Nathan Lee has a good post on the use of BPM tools. Adding my own two cents. The potential for BPM is good for long running complex processes. But from an overhead and complexity perspective is it really providing the touted benefits?

The ability to stop, pause, branch and restart individual steps is pretty powerful in a complex long running process. This makes complex processes more supportable. However, despite the modeler's ease of use (webMethods version), these processes can be difficult to develop and deploy. They also add a large load to the infrastructure.

Some criteria to use: long running and lots of steps. High volume, low latency would not be the best fit for BPM. Unless of course you own stock in Sun or Intel. Other things to think about, does my process frequently stall while waiting on some action? Does it have multiple points where it can stall or wait for long periods? Do I need or want visibility into this while it is happening? Does the process take different paths based upon some filter(s)?

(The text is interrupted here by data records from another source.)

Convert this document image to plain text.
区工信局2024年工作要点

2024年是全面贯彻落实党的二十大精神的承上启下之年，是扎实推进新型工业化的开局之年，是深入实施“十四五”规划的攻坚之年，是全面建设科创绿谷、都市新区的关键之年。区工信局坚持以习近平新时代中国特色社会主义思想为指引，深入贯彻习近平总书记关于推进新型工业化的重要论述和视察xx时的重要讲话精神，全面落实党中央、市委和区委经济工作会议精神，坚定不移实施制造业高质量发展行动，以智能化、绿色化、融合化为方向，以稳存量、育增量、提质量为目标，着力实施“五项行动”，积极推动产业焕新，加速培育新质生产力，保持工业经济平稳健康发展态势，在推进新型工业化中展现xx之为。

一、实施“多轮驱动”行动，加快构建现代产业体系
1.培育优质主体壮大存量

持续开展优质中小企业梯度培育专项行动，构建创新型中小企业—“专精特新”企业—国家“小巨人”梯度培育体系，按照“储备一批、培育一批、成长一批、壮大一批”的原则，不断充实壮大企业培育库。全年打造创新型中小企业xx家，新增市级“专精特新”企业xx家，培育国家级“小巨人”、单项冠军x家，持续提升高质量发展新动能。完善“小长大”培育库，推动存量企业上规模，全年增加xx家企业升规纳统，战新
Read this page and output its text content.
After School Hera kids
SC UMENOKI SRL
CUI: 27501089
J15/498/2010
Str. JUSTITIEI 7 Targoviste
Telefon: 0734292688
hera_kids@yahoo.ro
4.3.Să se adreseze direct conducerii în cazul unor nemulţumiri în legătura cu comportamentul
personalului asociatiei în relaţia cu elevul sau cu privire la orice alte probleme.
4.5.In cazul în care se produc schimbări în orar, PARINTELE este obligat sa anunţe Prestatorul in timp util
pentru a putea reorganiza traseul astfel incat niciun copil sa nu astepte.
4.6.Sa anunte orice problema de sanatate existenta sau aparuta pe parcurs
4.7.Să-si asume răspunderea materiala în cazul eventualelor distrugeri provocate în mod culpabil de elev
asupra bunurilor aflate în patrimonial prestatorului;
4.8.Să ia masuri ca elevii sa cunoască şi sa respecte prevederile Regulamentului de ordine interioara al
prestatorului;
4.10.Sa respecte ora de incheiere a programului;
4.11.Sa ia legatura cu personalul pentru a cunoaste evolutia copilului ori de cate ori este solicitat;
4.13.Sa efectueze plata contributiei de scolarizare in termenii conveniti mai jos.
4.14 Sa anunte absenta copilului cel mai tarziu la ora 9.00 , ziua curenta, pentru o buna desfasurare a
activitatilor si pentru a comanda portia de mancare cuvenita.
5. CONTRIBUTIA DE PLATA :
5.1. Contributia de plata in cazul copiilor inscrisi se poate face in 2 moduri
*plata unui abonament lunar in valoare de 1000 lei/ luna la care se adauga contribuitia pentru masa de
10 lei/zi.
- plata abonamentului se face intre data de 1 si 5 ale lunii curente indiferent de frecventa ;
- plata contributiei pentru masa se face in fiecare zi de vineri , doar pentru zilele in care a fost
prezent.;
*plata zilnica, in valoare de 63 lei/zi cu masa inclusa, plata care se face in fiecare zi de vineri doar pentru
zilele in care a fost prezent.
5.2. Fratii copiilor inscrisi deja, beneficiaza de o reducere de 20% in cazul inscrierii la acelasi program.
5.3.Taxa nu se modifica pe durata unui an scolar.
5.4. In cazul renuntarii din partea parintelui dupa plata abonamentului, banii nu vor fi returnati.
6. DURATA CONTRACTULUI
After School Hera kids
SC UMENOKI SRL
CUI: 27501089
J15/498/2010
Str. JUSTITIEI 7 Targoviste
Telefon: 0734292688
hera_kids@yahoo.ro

And last but not least, do I have a big honking server(s) to run it on?

1 comment:

Danesh said...

A trivial question: How many business analysts really use these BPM tools? I've met a few who have frowned at these tools. Though BPEL is simple enough, it would be, in my opinion, very difficult to entice them to use it. They seem to be happy documenting stuff in Word Processors in their own happy way.

But I agree with your point on using BPM for Long Lived Business Processes (LLBP - IBM's terminology). That would really be the USP for it.